Video analytics — the automated analysis of terabytes of video content — has a proven track record helping investigators to glean information from surveillance cameras, recognize faces in a crowd or zoom in on the license plates of suspects. However, researchers know they need more advanced capabilities and software algorithms to go beyond detection and tracking and really understand the relationships between objects in video footage.
Perimeter-detection analytics is a mature art, says Maj. David Mulholland, commander of technical services at the United States Park Police. “But find me the person with the red shirt and baseball hat, or the person in the crowd walking west to east when everyone else is walking east to west,” he says. “Those are the type of analytics that require more robust capability” — basically, the capability to extract information, generate data sets and identify patterns.
A major challenge, says Jie Yang, program director at the National Science Foundation, is that software development has not kept pace with advances in video camera technology. In addition, there is now much more digital video data in nonstandard formats — petabytes of it – coming from cell phones, digital cameras, tablets, surveillance systems and unmanned aerial vehicles.
So-called computer vision research, which focuses on image processing, combined with computer graphics and natural language expertise, will move video analysis beyond object detection to help analysts determine the relationships between the objects, Yang says.
Visual Cortex on Silicon, an NSF-backed research project led by Penn State University, seeks to design a machine-vision system that operates much like human vision, allowing computers to record and understand visual content much faster and more efficiently than current technologies.
Finding the Needle in a Haystack
But what of all the existing video out there? One of today’s biggest Big Data challenges may be finding hits in the mountain of digital video produced by everyone from tourists with iPhones to surveillance drones. Government researchers are working to make usable information out of pixels.
The Intelligence Advanced Research Projects Activity (IARPA) is involved in a five-year research project called Aladdin Video. “The goal is to develop advanced software tools to let analysts search and work with video Big Data much like they do with text,” says Jill Crisman, a program manager within IARPA’s Office of Incisive Analysis. Aladdin uses a mix of audio and video extraction, knowledge representation and search technologies to process video.
The process starts with an automatic tagger that looks at the video in the analyst’s queue and creates a sophisticated search index for that information library.
“It is sort of like a giant card catalog of information about the videos,” Crisman says. The analysts query the catalog using a small number of existing video clips in which an event they are looking for occurs, plus some words that describe the event. Aladdin will process the query, search the catalog and provide a list of clips from the queue sorted by relevance.

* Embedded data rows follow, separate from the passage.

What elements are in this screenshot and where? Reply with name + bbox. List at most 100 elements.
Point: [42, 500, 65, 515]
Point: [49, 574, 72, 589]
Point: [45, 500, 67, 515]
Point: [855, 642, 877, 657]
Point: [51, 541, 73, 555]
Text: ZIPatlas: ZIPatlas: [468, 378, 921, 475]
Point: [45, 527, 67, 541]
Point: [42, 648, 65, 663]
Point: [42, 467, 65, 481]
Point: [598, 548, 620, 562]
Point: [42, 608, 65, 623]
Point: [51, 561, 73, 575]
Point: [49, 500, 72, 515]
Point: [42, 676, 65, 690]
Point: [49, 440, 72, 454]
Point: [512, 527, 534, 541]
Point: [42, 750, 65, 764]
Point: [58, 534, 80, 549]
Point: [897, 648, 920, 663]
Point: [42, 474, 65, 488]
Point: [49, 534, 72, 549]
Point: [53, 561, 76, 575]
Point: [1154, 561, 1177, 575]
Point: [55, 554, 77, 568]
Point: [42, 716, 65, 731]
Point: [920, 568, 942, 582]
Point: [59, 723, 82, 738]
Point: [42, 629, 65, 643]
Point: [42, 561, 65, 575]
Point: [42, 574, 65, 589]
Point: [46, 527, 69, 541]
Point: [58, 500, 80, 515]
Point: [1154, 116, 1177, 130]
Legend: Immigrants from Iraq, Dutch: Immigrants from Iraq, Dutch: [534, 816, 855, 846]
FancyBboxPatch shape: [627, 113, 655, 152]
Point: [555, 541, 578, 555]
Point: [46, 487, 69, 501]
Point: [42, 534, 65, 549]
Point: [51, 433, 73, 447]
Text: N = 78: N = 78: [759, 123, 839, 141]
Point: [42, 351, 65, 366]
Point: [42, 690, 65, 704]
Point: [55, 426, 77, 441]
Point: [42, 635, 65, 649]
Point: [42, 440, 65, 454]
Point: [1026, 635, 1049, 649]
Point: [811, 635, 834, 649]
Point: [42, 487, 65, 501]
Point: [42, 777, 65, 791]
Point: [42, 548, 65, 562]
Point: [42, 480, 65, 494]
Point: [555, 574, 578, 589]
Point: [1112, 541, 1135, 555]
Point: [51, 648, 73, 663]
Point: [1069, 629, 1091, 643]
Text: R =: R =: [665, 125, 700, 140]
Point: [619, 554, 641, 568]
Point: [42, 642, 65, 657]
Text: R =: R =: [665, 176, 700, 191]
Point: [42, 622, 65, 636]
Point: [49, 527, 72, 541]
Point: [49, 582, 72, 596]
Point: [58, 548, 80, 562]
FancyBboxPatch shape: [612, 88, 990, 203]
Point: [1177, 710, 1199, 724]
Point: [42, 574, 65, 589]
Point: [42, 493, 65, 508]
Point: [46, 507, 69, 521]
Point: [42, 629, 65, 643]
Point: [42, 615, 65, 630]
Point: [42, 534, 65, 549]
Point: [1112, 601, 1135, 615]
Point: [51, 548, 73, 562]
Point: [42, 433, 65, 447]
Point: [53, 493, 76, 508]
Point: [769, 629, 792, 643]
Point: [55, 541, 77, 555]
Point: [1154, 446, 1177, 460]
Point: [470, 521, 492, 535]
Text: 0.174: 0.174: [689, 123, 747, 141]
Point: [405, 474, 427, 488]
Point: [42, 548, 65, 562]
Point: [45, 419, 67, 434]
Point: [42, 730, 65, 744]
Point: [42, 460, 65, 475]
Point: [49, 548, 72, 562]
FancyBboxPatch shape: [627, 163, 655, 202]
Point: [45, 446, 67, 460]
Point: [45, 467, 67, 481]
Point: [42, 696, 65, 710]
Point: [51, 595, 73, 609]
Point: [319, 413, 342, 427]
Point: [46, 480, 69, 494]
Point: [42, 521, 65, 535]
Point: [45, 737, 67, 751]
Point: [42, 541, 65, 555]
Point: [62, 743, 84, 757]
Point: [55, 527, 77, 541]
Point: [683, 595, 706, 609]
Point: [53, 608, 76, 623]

A goal of Aladdin is to apply metatags to online video in order to describe its content and assist in multimedia event detection. “A text document for video,” Crisman calls it.
Another IARPA program, called Finder, is developing tools to help analysts locate where videos were taken based on content instead of GPS tags. Researchers have created a model of the world so they can match what they see video content to global locations. The world model comprises 51 billion smaller models, corresponding to locations around the globe.
Video as Data
Ultimately, researchers want to be able to manipulate video the same way they manipulate other data. “We’re looking to exploit pixels and turn them into data that can be combined with [other sources],” said Ken Rice, chief of the ISR integration division at the National Geospatial-Intelligence Agency, at a recent National Institute of Standards and Technology symposium.
One major hurdle is the variety of algorithms currently used to process video. Rice says there could be as many as 20 algorithms to process video coming from Predator unmanned aerial vehicles.
“What we really need is an open framework for video processing,” which should include a way of characterizing what has been done to the pixels during processing, Rice says. That way, experts can factor into their analysis any uncertainty introduced by changes to the video.
The eyes may deceive, but advanced research into video analytics is closing the gap between what analysts see and what they know.